Always use the canonical imports:
from atomic_agents import (
AtomicAgent, AgentConfig,
BasicChatInputSchema, BasicChatOutputSchema,
)
from atomic_agents.context import ChatHistory, SystemPromptGenerator
from instructor import Mode
Per-provider AgentConfig knobs — match the Instructor factory mode on AgentConfig.mode:
- OpenAI: defaults work. Omit
mode (or set Mode.TOOLS).
- Anthropic:
mode=Mode.TOOLS; include max_tokens in model_api_parameters.
- Groq / Ollama / MiniMax:
mode=Mode.JSON (Instructor factory also uses Mode.JSON).
- Gemini:
assistant_role="model" and mode=Mode.GENAI_TOOLS (Instructor factory uses Mode.GENAI_TOOLS).
- OpenRouter:
mode=Mode.TOOLS.
README.md
Short. Include: what the project is, how to install (uv sync or pip install -e .[dev]), how to set the API key (cp .env.example .env and edit), how to run (uv run python -m <project_name>.main or equivalent).
Phase 4 — Install and smoke-test
Execute the install step:
- uv:
uv sync
- pip:
python -m venv .venv && .venv/bin/pip install -e ".[dev]" (Windows: .venv\Scripts\pip)
Verify imports without a live API key:
uv run python -c "from <project_name>.main import agent; print('ok')"
If that works, the scaffold is sound. Tell the user to drop their key into .env and run the REPL.
Phase 5 — Hand off
After scaffolding, tell the user:
- How to set their key (
cp .env.example .env).
- How to run (
uv run python -m <project_name>.main).
- Next steps, picked from:
- Replace the starter schemas with domain-specific ones — use the
atomic-agents:create-atomic-schema skill.
- Add another agent — use the
atomic-agents:create-atomic-agent skill.
- Add a tool — use the
atomic-agents:create-atomic-tool skill.
- Add a context provider (time, user, RAG, session) — use the
atomic-agents:create-atomic-context-provider skill.

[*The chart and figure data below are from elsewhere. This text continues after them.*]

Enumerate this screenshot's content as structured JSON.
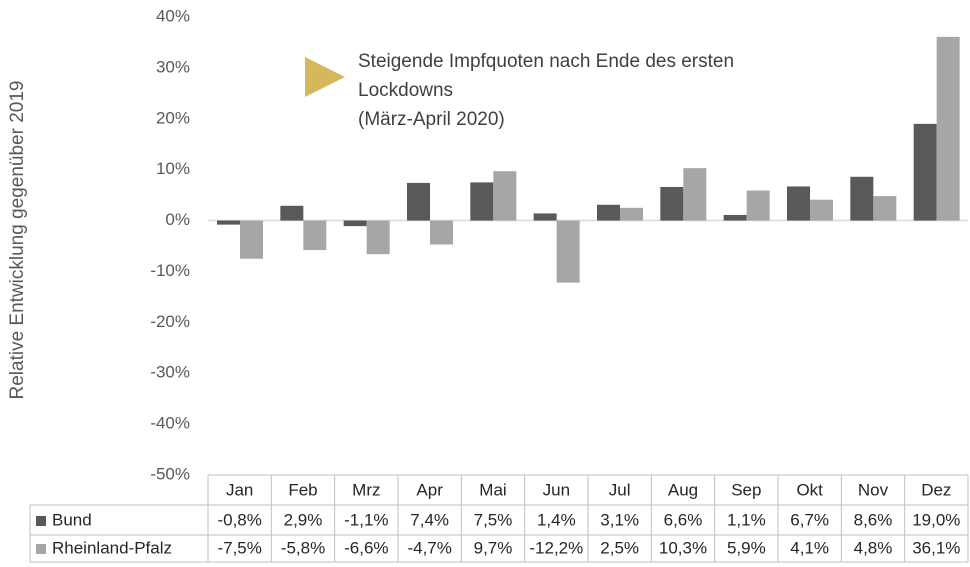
{
  "chart_data": {
    "type": "bar",
    "y_axis_label": "Relative Entwicklung gegenüber 2019",
    "annotation": [
      "Steigende Impfquoten nach Ende des ersten",
      "Lockdowns",
      "(März-April 2020)"
    ],
    "annotation_color": "#d4b85a",
    "categories": [
      "Jan",
      "Feb",
      "Mrz",
      "Apr",
      "Mai",
      "Jun",
      "Jul",
      "Aug",
      "Sep",
      "Okt",
      "Nov",
      "Dez"
    ],
    "series": [
      {
        "name": "Bund",
        "color": "#595959",
        "values": [
          -0.8,
          2.9,
          -1.1,
          7.4,
          7.5,
          1.4,
          3.1,
          6.6,
          1.1,
          6.7,
          8.6,
          19.0
        ],
        "value_labels": [
          "-0,8%",
          "2,9%",
          "-1,1%",
          "7,4%",
          "7,5%",
          "1,4%",
          "3,1%",
          "6,6%",
          "1,1%",
          "6,7%",
          "8,6%",
          "19,0%"
        ]
      },
      {
        "name": "Rheinland-Pfalz",
        "color": "#a6a6a6",
        "values": [
          -7.5,
          -5.8,
          -6.6,
          -4.7,
          9.7,
          -12.2,
          2.5,
          10.3,
          5.9,
          4.1,
          4.8,
          36.1
        ],
        "value_labels": [
          "-7,5%",
          "-5,8%",
          "-6,6%",
          "-4,7%",
          "9,7%",
          "-12,2%",
          "2,5%",
          "10,3%",
          "5,9%",
          "4,1%",
          "4,8%",
          "36,1%"
        ]
      }
    ],
    "ylim": [
      -50,
      40
    ],
    "yticks": [
      {
        "value": -50,
        "label": "-50%"
      },
      {
        "value": -40,
        "label": "-40%"
      },
      {
        "value": -30,
        "label": "-30%"
      },
      {
        "value": -20,
        "label": "-20%"
      },
      {
        "value": -10,
        "label": "-10%"
      },
      {
        "value": 0,
        "label": "0%"
      },
      {
        "value": 10,
        "label": "10%"
      },
      {
        "value": 20,
        "label": "20%"
      },
      {
        "value": 30,
        "label": "30%"
      },
      {
        "value": 40,
        "label": "40%"
      }
    ]
  }
}
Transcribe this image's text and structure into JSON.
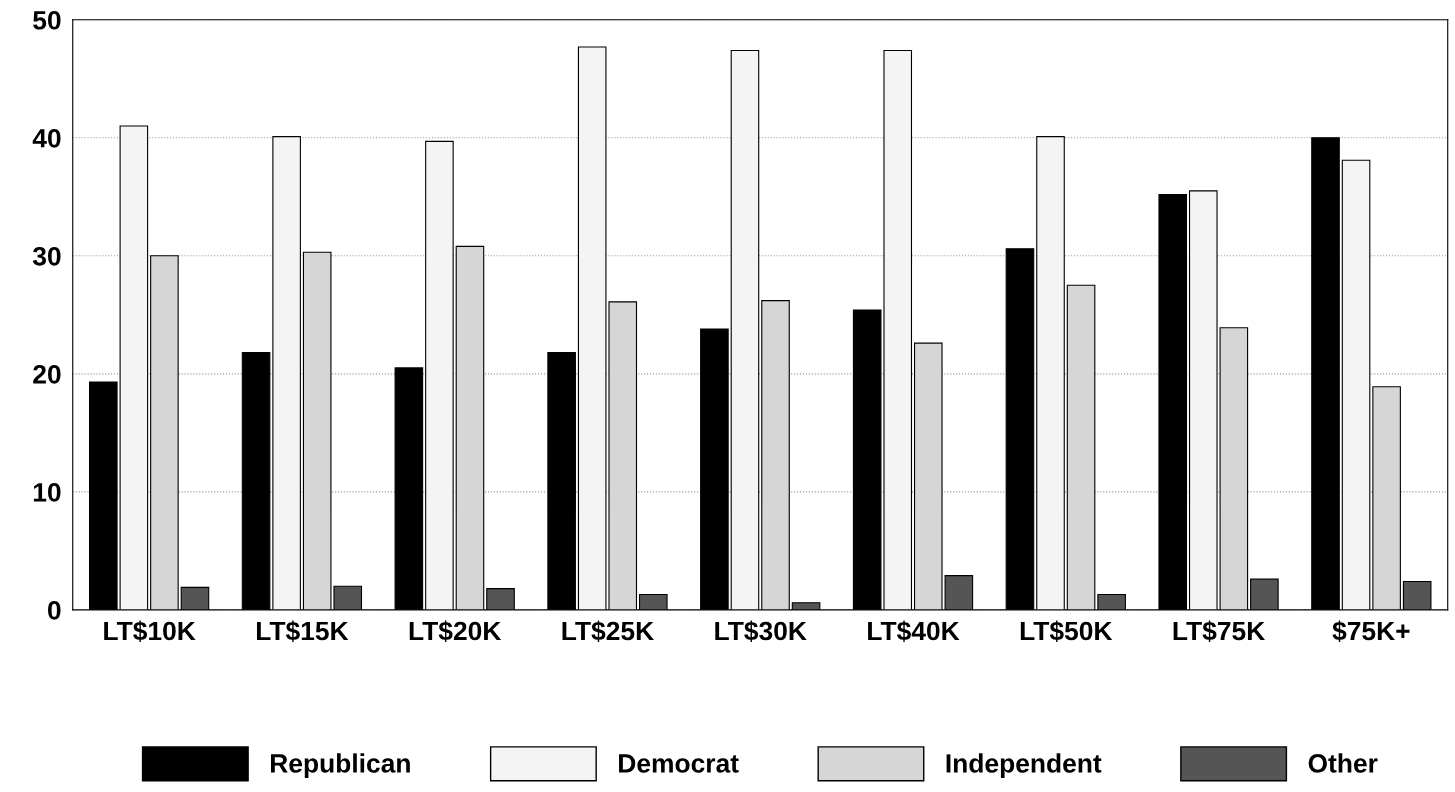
{
  "chart_data": {
    "type": "bar",
    "categories": [
      "LT$10K",
      "LT$15K",
      "LT$20K",
      "LT$25K",
      "LT$30K",
      "LT$40K",
      "LT$50K",
      "LT$75K",
      "$75K+"
    ],
    "series": [
      {
        "name": "Republican",
        "color": "#000000",
        "values": [
          19.3,
          21.8,
          20.5,
          21.8,
          23.8,
          25.4,
          30.6,
          35.2,
          40.0
        ]
      },
      {
        "name": "Democrat",
        "color": "#f4f4f4",
        "values": [
          41.0,
          40.1,
          39.7,
          47.7,
          47.4,
          47.4,
          40.1,
          35.5,
          38.1
        ]
      },
      {
        "name": "Independent",
        "color": "#d6d6d6",
        "values": [
          30.0,
          30.3,
          30.8,
          26.1,
          26.2,
          22.6,
          27.5,
          23.9,
          18.9
        ]
      },
      {
        "name": "Other",
        "color": "#555555",
        "values": [
          1.9,
          2.0,
          1.8,
          1.3,
          0.6,
          2.9,
          1.3,
          2.6,
          2.4
        ]
      }
    ],
    "ylim": [
      0,
      50
    ],
    "yticks": [
      0,
      10,
      20,
      30,
      40,
      50
    ],
    "grid": "y",
    "legend": "bottom"
  }
}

- Split into multiple agents — see
framework/references/orchestration.md.
- A pointer to
framework (auto-triggered) and review (auto-triggered before commit).
Constraints
- Never commit
.env. Only .env.example.
- Never install anything globally. Use the project venv.
- Never pick an old model. Default to current generation: OpenAI
gpt-5-mini, Anthropic claude-haiku-4-5, Groq llama-3.3-70b-versatile, Ollama llama3.1, Gemini gemini-2.5-flash.
- Never hand-roll what
framework/references/project-structure.md already templates.